Thank you for that and for encouraging me to think about my own macro collection. I have received so much generous help from Martin over the years that I am more than happy to give others any help I can, both with NWP and with Scrivener (though I am less active on that forum than I used to be while still checking it very regularly).
Looking at my personal macros and workflow has made me realise I can prune a lot of unnecessary code. The main macro was first created while Scrivener was pre version 3 and only had presets rather than styles. I realised I could use non-humanly-perceptible colour differences to mark blocks of text and could do a search and replace in NWP for text in those colours and replace them with the same text but marked with the appropriate style… for instance, "Normal" was #FFFFFF (black), Heading 1 was #FFFFFE which was undetectable to me but a different colour to the computer. So my personal macro still has all the necessary code, which is now totally redundant.
I am now experimenting even further and compiling to .MD which I get to open automatically in NWP and, again with great help from Martin, have a macro which turns it into RTF. I can then apply my standard style collection.

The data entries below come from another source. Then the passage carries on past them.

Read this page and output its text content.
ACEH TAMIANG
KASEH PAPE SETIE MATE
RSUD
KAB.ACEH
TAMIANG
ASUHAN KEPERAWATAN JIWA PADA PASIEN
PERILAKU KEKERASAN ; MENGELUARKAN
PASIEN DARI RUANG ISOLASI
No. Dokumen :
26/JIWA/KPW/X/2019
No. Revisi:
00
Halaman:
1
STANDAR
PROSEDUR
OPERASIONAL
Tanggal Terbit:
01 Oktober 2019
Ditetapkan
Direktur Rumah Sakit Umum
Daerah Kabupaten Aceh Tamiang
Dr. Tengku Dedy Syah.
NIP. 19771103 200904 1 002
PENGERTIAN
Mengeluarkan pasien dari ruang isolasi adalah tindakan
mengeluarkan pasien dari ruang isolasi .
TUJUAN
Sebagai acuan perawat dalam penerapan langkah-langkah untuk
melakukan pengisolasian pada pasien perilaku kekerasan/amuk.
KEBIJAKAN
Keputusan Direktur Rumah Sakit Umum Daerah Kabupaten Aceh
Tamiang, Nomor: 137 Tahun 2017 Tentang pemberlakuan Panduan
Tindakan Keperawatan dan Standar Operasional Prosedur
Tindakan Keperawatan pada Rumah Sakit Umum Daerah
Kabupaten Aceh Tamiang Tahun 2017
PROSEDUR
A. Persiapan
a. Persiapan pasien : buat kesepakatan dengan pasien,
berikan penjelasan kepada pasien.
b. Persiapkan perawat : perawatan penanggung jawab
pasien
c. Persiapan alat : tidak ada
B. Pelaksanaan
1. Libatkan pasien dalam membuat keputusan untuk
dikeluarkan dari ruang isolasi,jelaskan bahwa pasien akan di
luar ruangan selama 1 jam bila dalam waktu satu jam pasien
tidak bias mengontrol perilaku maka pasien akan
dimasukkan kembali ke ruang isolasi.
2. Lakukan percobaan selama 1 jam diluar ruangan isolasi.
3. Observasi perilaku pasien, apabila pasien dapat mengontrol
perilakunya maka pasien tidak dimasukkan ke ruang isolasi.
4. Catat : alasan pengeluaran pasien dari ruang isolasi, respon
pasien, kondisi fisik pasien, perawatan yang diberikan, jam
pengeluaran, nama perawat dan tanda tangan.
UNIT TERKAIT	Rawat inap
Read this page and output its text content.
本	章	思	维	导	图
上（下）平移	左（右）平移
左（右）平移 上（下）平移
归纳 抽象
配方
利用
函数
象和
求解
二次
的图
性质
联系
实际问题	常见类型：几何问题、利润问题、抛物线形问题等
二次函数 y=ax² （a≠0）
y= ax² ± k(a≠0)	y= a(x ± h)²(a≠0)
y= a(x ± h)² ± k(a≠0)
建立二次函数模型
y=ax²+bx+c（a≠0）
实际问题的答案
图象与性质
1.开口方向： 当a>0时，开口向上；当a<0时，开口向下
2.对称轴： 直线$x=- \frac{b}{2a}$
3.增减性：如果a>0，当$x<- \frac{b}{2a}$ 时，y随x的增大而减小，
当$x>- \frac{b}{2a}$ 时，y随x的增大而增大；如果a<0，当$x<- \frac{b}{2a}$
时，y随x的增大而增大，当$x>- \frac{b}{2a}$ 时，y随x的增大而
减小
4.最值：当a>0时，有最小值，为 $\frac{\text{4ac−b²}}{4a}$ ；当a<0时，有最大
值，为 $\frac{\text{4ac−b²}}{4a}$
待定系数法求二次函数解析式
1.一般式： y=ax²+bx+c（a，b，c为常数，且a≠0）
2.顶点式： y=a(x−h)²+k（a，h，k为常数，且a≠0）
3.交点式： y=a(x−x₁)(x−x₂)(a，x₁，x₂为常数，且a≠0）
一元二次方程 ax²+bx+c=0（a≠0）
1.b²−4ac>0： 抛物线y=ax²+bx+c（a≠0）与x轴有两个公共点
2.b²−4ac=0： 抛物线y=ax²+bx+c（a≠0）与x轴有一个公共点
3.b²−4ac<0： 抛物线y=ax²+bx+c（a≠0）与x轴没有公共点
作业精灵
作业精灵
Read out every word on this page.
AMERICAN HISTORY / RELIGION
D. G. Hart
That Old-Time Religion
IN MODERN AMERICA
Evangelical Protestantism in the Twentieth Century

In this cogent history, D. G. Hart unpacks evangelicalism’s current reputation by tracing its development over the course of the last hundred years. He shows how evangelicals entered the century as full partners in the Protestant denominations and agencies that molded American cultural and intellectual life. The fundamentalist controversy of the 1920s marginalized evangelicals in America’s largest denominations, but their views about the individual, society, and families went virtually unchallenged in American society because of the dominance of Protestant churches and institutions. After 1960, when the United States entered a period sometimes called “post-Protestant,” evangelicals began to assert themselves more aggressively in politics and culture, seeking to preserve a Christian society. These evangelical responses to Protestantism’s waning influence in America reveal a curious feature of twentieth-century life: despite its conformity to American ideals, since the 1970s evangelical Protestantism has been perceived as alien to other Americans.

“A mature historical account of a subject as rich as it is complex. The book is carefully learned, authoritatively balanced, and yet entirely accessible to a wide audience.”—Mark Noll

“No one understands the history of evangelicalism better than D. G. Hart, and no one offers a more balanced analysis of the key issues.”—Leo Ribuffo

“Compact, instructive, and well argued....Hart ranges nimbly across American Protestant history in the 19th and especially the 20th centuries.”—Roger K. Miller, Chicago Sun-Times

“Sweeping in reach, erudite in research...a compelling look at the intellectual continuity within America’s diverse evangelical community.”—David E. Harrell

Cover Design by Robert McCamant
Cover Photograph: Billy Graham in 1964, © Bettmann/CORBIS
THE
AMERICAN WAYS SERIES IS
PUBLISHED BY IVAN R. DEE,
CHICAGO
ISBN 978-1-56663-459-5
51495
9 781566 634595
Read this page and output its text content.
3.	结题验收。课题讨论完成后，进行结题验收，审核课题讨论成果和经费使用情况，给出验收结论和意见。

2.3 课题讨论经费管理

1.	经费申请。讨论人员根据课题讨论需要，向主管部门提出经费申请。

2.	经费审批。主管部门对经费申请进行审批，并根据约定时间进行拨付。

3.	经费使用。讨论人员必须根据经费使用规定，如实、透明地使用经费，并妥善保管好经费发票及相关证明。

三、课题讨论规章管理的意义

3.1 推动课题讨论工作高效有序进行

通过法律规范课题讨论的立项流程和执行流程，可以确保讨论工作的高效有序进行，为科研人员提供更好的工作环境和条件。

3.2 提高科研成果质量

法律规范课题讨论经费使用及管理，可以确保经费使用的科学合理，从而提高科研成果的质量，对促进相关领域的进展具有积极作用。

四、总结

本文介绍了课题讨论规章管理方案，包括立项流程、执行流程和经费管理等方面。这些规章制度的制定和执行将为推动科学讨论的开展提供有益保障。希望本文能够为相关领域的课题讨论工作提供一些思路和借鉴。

This means I can write in Scrivener using binder hierarchy to allocate heading levels, simplifying the compile format considerably. That said, lists are still a problem as each list gets its own list style, rather than just applying the usual NWP list styles and levels… my first attempt resulted in 54 separate list styles! However lists are not actually part of my usual texts.
I look forward to hearing how you get on. As for the Lorem Ipsum variation, I took a chunk of text from one of my projects did a fair number of search and replace all firstly of different single letters, and then a fair number of search and replace all of two letter combinations. I can't even remember what the original text was or what or how many operations I did. But yes, it makes a change from Lorem Ipsum.